Wenn ein Salzburger seinen ersten Krimi schreibt, auf welcher Bühne würde er wohl das Verbrechen spielen lassen? Richtig: auf den berühmten Brettern der Salzburger Festspiele. Als Kulisse hat sich der Autor und Journalist Manfred Baumann den „Jedermann“ ausgesucht, das berühmte Mysterienspiel von Hugo v. Hofmannsthal, das seit 1920 jedes Jahr auf der Freilichtbühne vor dem Salzburger Dom aufgeführt wird. Und auf diese prominente Bühne wird die Polizei in den frühen Morgenstunden zu einem ebenso berühmten Toten gerufen. Es ist der „Tod“ des Jedermann in Form des exzentrischen Regisseurs und Schauspielers Hans Dieter Hackner, der mit einem Dolch erstochen und ohne Schuhe aufgefunden wird.
Als Chef-Ermittler tritt Baumanns Protagonist Martin Merana ins Rampenlicht. Seine Beharrlichkeit kommt ihm bei diesem Fall zugute, denn nun hat er es mit dem Salzburger Festspiel-Milieu zu tun, wo Heimlichkeiten und Vertuschung fast schon zum guten Ton gehören. Martin Merana ist fast schon ein klassischer Detektiv: Beharrlich und mit viel Köpfchen geht er an seine Arbeit, privat hat er noch mit Geistern aus der Vergangenheit zu kämpfen, die auch seine gegenwärtige Beziehung belasten. Merana ist ein Mann mit Stärken und Schwächen und mit ebenso viel Eigenheiten. Der Leser kann sich gut in die Figur hineinfühlen und empfindet schnell Sympathie für ihn.

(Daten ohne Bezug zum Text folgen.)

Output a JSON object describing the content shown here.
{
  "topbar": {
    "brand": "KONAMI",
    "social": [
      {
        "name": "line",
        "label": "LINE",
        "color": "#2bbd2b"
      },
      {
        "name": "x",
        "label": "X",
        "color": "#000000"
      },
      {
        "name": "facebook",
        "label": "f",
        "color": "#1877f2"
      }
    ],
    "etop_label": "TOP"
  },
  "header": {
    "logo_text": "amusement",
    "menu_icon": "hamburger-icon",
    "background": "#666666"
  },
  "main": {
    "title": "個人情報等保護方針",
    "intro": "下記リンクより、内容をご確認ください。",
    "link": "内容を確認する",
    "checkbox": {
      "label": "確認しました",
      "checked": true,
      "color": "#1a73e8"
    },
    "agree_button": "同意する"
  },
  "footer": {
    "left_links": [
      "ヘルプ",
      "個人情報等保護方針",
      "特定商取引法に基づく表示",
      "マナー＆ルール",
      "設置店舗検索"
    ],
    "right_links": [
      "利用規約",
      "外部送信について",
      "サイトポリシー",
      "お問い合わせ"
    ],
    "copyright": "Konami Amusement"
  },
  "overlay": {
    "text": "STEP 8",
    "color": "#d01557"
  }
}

Der Mord an einem berühmten Schauspiel-Künstler führt den Ermittler in ein Milieu, mit dem er bisher überhaupt nicht in Berührung gekommen ist und das für ihn zunächst auch nicht greifbar ist: Eitle Schauspieler und Intendanten (kurz: Schickimickipromis) erschweren die Suche nach der Wahrheit, Presse-Leute und Rechtsanwälte kaschieren so manche Fakten oder lassen sie ganz unter den Tisch fallen und zu guter Letzt bringt sich auch noch die Politik selbst ins Spiel.
„Jedermanntod“ ist ein flott erzählter Krimi mit viel Salzburger Lokalkolorit. Die Ermittlungsarbeit sowie die Stadt Salzburg stehen im Zentrum der Handlung. Der Protagonist ist gefällig, die Stadt hingegen kommt – trotz barockem Flair – weniger sympathisch rüber:
Wenn schon Vögel, dachte Merana, dann Aasgeier. Aber keine Tauben. Allerdings – rein zoologisch betrachtet – war die Salzburger Altstadt kein Biotop für Aasgeier. Zumindest nicht für gefiederte. Für andere schon eher. Für Aasgeier im Lodenmantel zum Beispiel. Nur hockten sich die nicht um fünf Uhr früh auf die Jedermann-Bühne vor dem Dom, um einer Leiche die Augen auszuhacken.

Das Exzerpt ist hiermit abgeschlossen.